So what do you guys/gals think?

Here was a routine I was contemplating to help add a new dimension to my back.

Routine 1:

Weighted Pull Ups

Deadlifts with Chains

Bent Over Rows

Single Arm Rows

Seated Row

DB Shrugs

Routine 2:

Lat Pulldown Under hand Grip

Rack Pull

TBar Row

Single Arm Row

Shrugs Barbell

Back Extensions

Once a week routine, Bodybuilding Rep ranges, with pyramid set for rack and deadlifts performed in a strength style fashion.

Thoughts.


----------



## justheretosnoop (Jun 15, 2012)

Bump............


----------



## AChappell (Jun 1, 2011)

Dorsey said:


> Bump............


 Indeed Dorsey perhaps posting on a different section of the forum would have worked better.


----------



## justheretosnoop (Jun 15, 2012)

The problem probably lies in the fact the majority on here wouldn't feel well 'qualified' enough to present their opinion to somebody so clearly clued up.


----------



## freddee (Mar 2, 2009)

I'm a once a week man myself, but age has something to do with that, but i dont do two back workouts the same next time round, I dont do dead lifts, I do racks, as I think these have a better effect on the back than a dead, I have to do racks first work the upper inner back then go to lats, I dont do shrugs on back day, I do those type of exercises with my shoulder workout, if I was to give 3 exercices for back they would have to be racks, wide lat pull down, seated pully (narrow grip) favourite back exercise is kneeling rope pully, you see Arnold performing it in Pumping Iron..........


----------



## yannyboy (Jun 20, 2009)

I'm currently training 5 times a week on a 6 day split, so I actually train everything once every 8-9 days.

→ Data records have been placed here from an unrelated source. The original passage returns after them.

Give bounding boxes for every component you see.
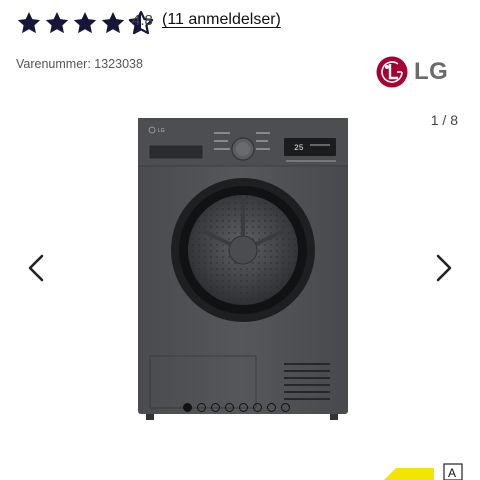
star-icon xyxy=(45,11,69,34)
product-image: LG 25 xyxy=(138,118,348,420)
brand-name: LG xyxy=(414,58,449,85)
dryer-display-readout: 25 xyxy=(294,144,304,153)
reviews-link[interactable]: (11 anmeldelser) xyxy=(162,11,281,29)
gallery-dot[interactable] xyxy=(239,403,248,412)
gallery-counter: 1 / 8 xyxy=(430,112,458,128)
gallery-dot[interactable] xyxy=(225,403,234,412)
gallery-dot[interactable] xyxy=(183,403,192,412)
gallery-dot[interactable] xyxy=(281,403,290,412)
sku-label: Varenummer: 1323038 xyxy=(16,57,143,71)
gallery-dots xyxy=(183,403,290,412)
lg-logo-icon xyxy=(376,56,408,88)
chevron-right-icon[interactable] xyxy=(432,250,456,286)
brand-logo: LG xyxy=(376,56,448,88)
svg-text:LG: LG xyxy=(158,128,165,134)
energy-class-band xyxy=(384,468,434,480)
gallery-dot[interactable] xyxy=(211,403,220,412)
star-icon xyxy=(73,11,97,34)
energy-label[interactable]: A xyxy=(384,463,480,480)
gallery-dot[interactable] xyxy=(253,403,262,412)
gallery-dot[interactable] xyxy=(197,403,206,412)
star-icon xyxy=(17,11,41,34)
gallery-dot[interactable] xyxy=(267,403,276,412)
rating-value: 4.8 xyxy=(132,12,153,29)
energy-class: A xyxy=(448,466,456,480)
star-icon xyxy=(101,11,125,34)
chevron-left-icon[interactable] xyxy=(24,250,48,286)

I'm on a gram of test as well at the moment.

I thought you natty's were supposed to take longer to recover, obviously not.


----------



## AChappell (Jun 1, 2011)

Olympic weight lifters can train up to 7 times per day almost 6 days a week doing the same exercise, granted a session maybe done in less than 20 minutes, but more or less the same exercises are being done over and over again. Now that's extreme most will train 3 times a day 5 times a week but the exercise selection is more or less the same.

So I believe it can be done so long as its done properly, but the format over 8 to 9 days like your doing Yanny actually sounds better. I think I might just employ such a method myself.

Good posts guys keep them coming.


----------



## maxie (Jan 31, 2011)

Hello all just joined the site looks good.

Im a low volume man myself,split my body in two for my workouts so the full body gets done every 5 or 6 days depends on time,work etc usually six,occasionally seven if its unavoidable.

The best thing i ever did for my back was when i did that dc training a few years back i was doing db rows and worked up to the 50s, which were the heaviest the gym had.It took me a few months to get there in perfect form but it learned me how to hit my back a treat.

I mostly train at home now so no lat pulldowns,which i never seemed to get much from for some reason.But i do close grip rack chins with added weight and it pumps my lats up and the stretch is great.


----------